The New York Times used an undercover journalist to investigate the abortion industry. Here’s what they foundBy Tammy Shewfelt
In 1871, Augustus St. Clair of the New York Times was given an assignment. He was to go undercover to investigate medical malpractice in the illegal underground abortion business.
St. Clair and a lady friend posed as a couple seeking an abortion. What St. Clair uncovered resulted in an editorial series entitled, “The Evil of the Age.”
In his investigative coverage, St. Clair wrote:
Thousands of human beings are thus murdered before they have seen the light of this world, and thousands upon thousands more of adults are irremediably ruined in constitution, health and happiness. So secretly are these crimes committed and so craftily do the perpetrators inveigh their victims, that it is next to impossible to obtain evidence and witnesses.
This story is very similar to what we are seeing today—in some ways—as the gruesome and appalling nature of the abortion business is continually brought to light by the work of undercover researchers like David Daleiden of Center for Medical Progress and well as in the testimonies, reports and instances of unsafe and unsanitary conditions of the abortion facilities.
St. Clair goes on to say, “There is a systematic business in wholesale murder conducted by men and women in this City that is seldom detected, rarely interfered with, and scarcely ever punished by law.”
This fact also seems to be similar to what we are seeing today regarding the focus on Daleiden and his organization, rather than confronting the evil perpetuated by Planned Parenthood.
Consider a letter to the New York Times editor in response to St. Clair’s first article in his series:
Public opinion must be reversed. A voice of warning has now and then raised in the pulpit, the Press at long intervals gives a short article, but the resistance has been very irregular, and the evil has rather grown than diminished. A complete revolution of society is demanded. Poor women’s rights are not yet fully understood. We call upon all women—strong-minded and weak-minded—of all classes of society to arise and combat “woman’s wrongs” and establish her in the right way.
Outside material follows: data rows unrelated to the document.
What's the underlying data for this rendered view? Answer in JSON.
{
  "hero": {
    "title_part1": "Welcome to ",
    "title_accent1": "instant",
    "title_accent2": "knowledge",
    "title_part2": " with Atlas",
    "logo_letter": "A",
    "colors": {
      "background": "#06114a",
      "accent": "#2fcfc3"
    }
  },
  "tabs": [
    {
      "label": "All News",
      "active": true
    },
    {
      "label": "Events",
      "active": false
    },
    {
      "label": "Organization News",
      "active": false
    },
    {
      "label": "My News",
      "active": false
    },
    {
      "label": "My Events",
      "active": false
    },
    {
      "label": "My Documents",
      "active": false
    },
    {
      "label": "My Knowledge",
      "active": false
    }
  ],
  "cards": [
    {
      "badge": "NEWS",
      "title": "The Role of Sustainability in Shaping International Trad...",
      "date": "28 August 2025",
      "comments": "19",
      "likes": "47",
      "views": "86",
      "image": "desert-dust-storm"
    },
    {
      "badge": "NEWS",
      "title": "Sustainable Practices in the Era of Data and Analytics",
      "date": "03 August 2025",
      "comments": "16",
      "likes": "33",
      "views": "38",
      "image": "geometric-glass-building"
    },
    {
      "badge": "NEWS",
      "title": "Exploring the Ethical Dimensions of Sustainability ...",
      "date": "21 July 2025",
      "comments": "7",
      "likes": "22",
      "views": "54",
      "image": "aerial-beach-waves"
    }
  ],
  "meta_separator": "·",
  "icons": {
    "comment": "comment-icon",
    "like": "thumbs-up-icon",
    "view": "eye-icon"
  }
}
Abortion, the writer argued, freed a man who wanted to have “no strings attached” sexual encounters from the worry of consequences and responsibilities. The abortion industry as a whole has, wherever and whenever it has existed, trained men to objectify women as a subjects of a one-night stand.
St. Clair’s series also delved into the financial machinery fueling abortion clinics, noting the clinics were anything but the “back alley” operations we have heard so much about from the abortion lobby. Even in 1871, these facilities were dressed in elegant decoration, expensive mahogany furniture and fine tapestry carpets.
While the legalization of abortion—and the 145 years in between—has done anything but raise the standard of care inside these clinics, St. Clair captured the familiar helplessness of the clients, masked with their secret shame.
So, what has changed—substantively, that is—in the 145 years between St. Clair’s New York Times series and today? One glaring answer is the media itself.
Even as Kermit Gosnell’s abortion enterprise was exposed as the “House of Horrors” it was for decades in West Philadelphia back in 2011, leading to a murder trial and conviction in 2013, there has been precious little coverage by the mainstream media.
Neither is Gosnell’s case an outlier, as the media turns a blind eye to the very real threat abortion clinics pose to the women who enter them—to say nothing of the inherently lethal threat posed to preborn children.
The present-day media’s unwillingness to cast a negative light on the abortion industry in spite of all evidence has been particularly flagrant in Daleiden’s case. Daleiden and the CMP’s investigation brought to light the truth of unethical practices of the abortion business, and yet it is the investigators themselves who are made out to be villainous monsters.
It bears asking whether the media castigating Daleiden are subtly resentful of a true muckraker when they see him.
St. Clair stood firm in his conviction in the face of adversity. Abortion was and still is a big business, and St. Clair had to turn down bribes and ignore death threats to get the story out. But his willingness to take risks to his career, reputation and life for his commitment to the sanctity of life opened the eyes of sleepy America to the exploitation of women and horrors of abortion.
It’s been 145 years, but the call to stand firm remains.
Editor’s note. This appeared at pregnancyhelpnews.com.